Apesar da repressão do Estado de sítio, a moral não foi atingida. Ela se mantém, e hoje os manifestantes se concentram no Canal 36, que também foi fechado. De toda forma, está se reavaliando como continuar a resistência.
Ao mesmo tempo, a crise continua. Ler os jornais hondurenhos é encontrar mil propostas de saídas e diálogos, sendo que até agora nenhuma delas parece viável. São as contradições de uma crise política que não se resolve; se a perpetuação de uma ditadura é inviável, não se sabe como fazer para que as eleições pareçam legítimas. Nesse sentido, há um plano para romper o isolamento internacional por parte do governo golpista e da grande burguesia. Hoje, a chanceler do México falou que “o importante são as instituições e não as pessoas”, referindo-se que não há por que defender especificamente a volta de Manuel Zelaya à presidência para que as eleições sejam legitimadas, como se tem exigido até agora. Em Honduras, o golpismo tem feito uma forte campanha, usando as declarações de José Sarney, presidente do Senado brasileiro, pondo-as no mesmo nível que a posição do presidente Lula. E se pretende fazer o mesmo com a delegação de deputados brasileiros, a qual querem apresentar como um novo diálogo, independente do presidente Lula, já que a delegação se reunirá com autoridades do parlamento que apoiaram o golpe.

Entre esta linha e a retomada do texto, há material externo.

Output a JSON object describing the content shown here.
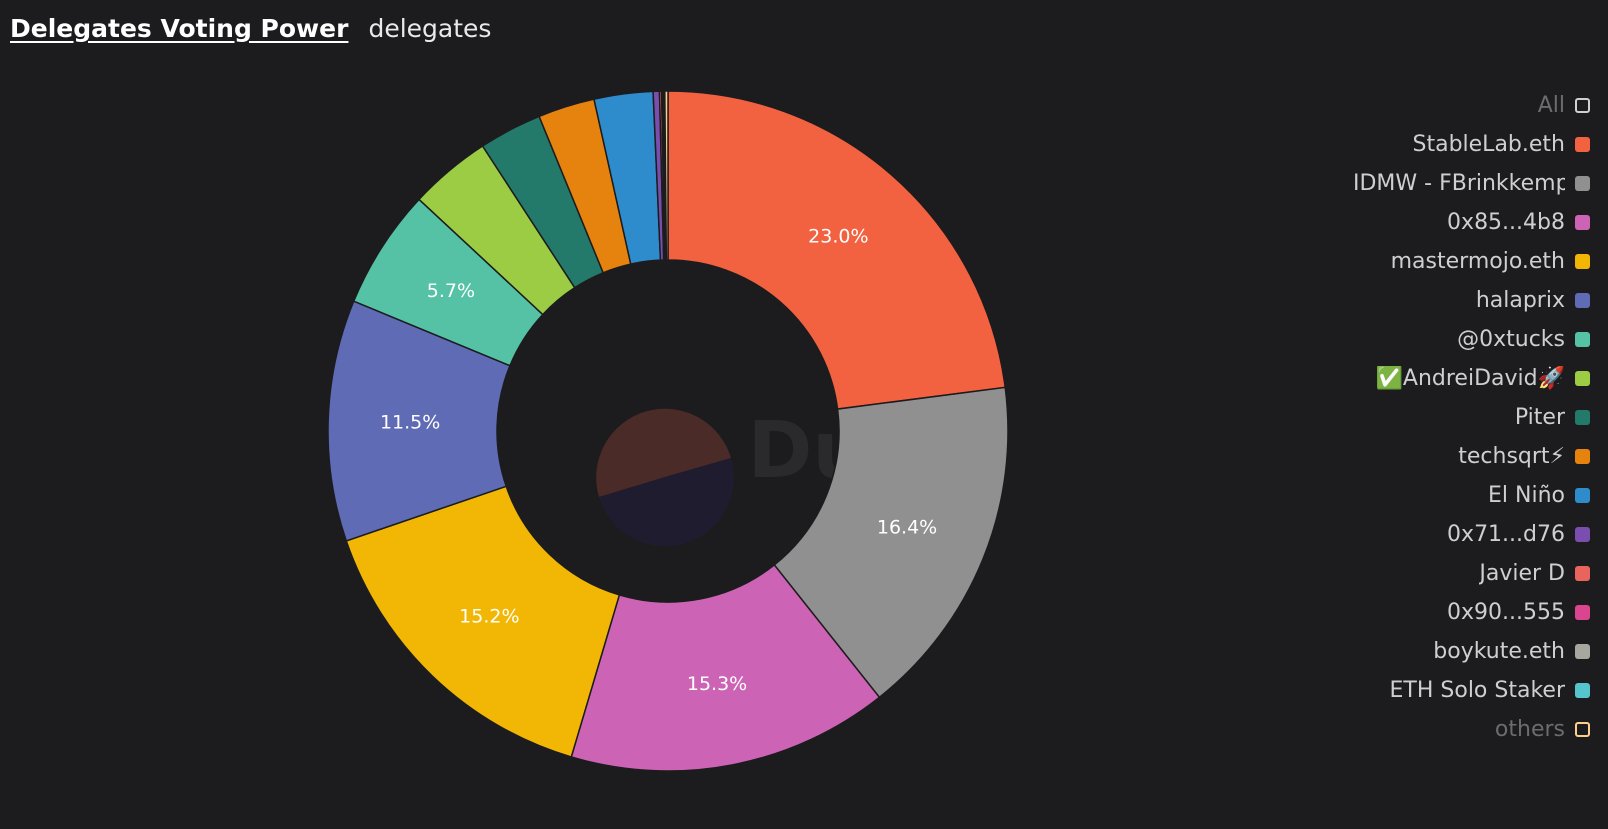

O “Fora Sarney!” do PSOL e de outras organizações deve ser agora também vinculado ao apoio da posição internacional adotada pelo governo do Brasil em relação a Honduras. Nesse contexto, as manifestações desta sexta-feira, que serão realizadas em vários países da América Latina, têm que ser um ponto de apoio para uma ampla campanha internacional.
Pedro Fuentes é Secretário de Relações Internacionais do PSOL.